C’est étonnant, la méditation sur l’amour bienveillant tient de cette discipline
que propose le renard. Etre juste avec ce qui est, ouvert à lui, sans avoir
d’intentions particulières. Or cette attitude déconcertante en réalité
transforme tout.
Le renard n’aime pas d’avance le petit prince, mais par l’attention qu’ils
s’accordent le lien peut se déployer. Je crois qu’il y a là une grande leçon :
si l’on ne peut forcer l’amour, il importe cependant d’apprendre à lui donner
droit.
Quand ai-je une relation réelle avec un autre être humain ? Quand je le regarde
à distance « objectivement » ou au contraire quand je commence à sentir le lien
qui nous unit ? Et pour ce faire, je suis alors moi-même touché par ce que je
regarde. Voilà ce qu’il nous faut réapprendre.
Une épreuve de vulnérabilité
Mais la chose, je le reconnais n’est pas simple. Evoquer un tel
chemin, c’est d’abord pour la plupart d’entre nous, se confronter à la douleur,
à la difficulté d’aimer. A ces habitudes que nous avons prises pour nous
protéger — mais qui ne font que nous isoler et nous enfermer.
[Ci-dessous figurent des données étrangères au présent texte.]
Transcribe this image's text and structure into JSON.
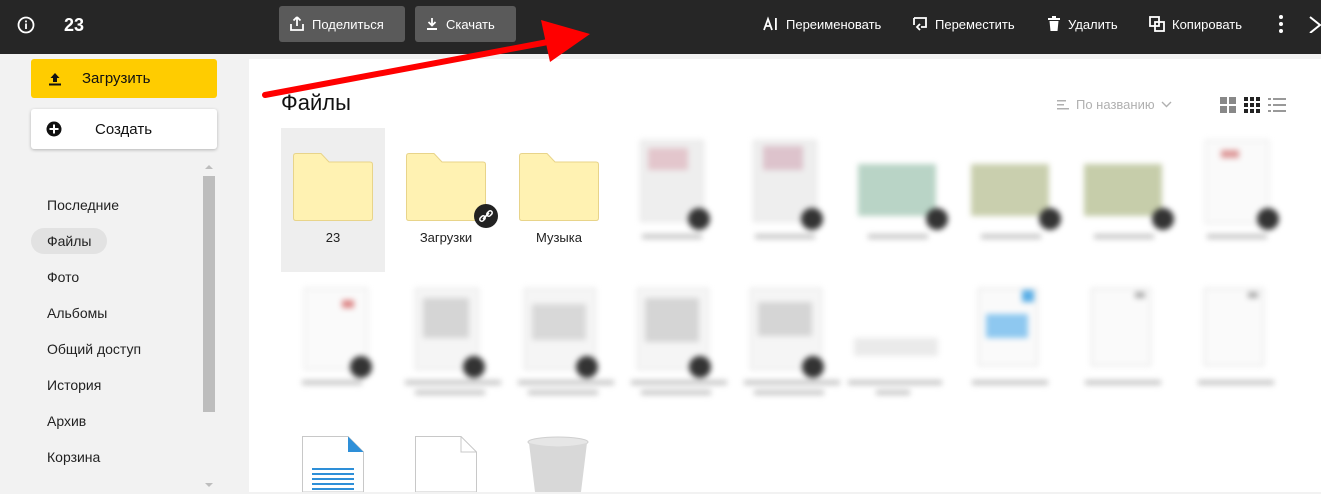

Aimer est un grand défi parce que nous ne pouvons pas le faire sans prendre le
risque de nous ouvrir et de nous exposer. Or cela n’est pas aisé. S’il existe
une méditation sur l’amour bienveillant, c’est parce qu’aimer est réellement
difficile. Il importe d’avoir l’honnêteté de le reconnaître.
Et c’est pour cela qu’il est bon d’avoir déjà un début de familiarité avec la
pratique de l’attention ouverte avant de pouvoir s’adonner à la pratique de la
bienveillance.
Nous sommes tous si blessés de n’avoir pas été aimé ou d’avoir été mal aimé,
que l’amour nous fait peur. Nous préférons une sécurité confortable même si
elle nous cantonne à une existence éteinte et étriquée.
Nous préférons notre orgueil, le sentiment d’être le plus malin, d’avoir
raison, que la faute en incombe aux autres — plutôt que de nous mettre
réellement au travail sur les ronces qui enserrent notre cœur.
Sans que nous en soyons nécessairement conscients, quelque chose en nous se
refuse à prendre le risque de nous dénuder pour laisser droit à l’amour. Car il
est en effet impossible d’aimer sans prendre un risque, celui d’être déçu,
blessé, voire même rejeté. Quand nous aimons, nous sommes touchés. Notre cœur
devient plus sensible. Nous le sentons. Notre poitrine semble même parfois trop
petite pour le contenir. Nous sommes comme sans protection, la chair à vif,
sans peau. Il faut le soutenir.
Combien de gens préfèrent les petites manipulations qui font le quotidien de
nos romans et de nos feuilletons, à cette expérience-là ?
Les deux illusions
La chose est d’autant plus douloureuse que dans la plupart des
discours sur l’amour, ce phénomène est passé entièrement sous silence. L’amour
est présenté comme une félicité complète qu’il faut obtenir.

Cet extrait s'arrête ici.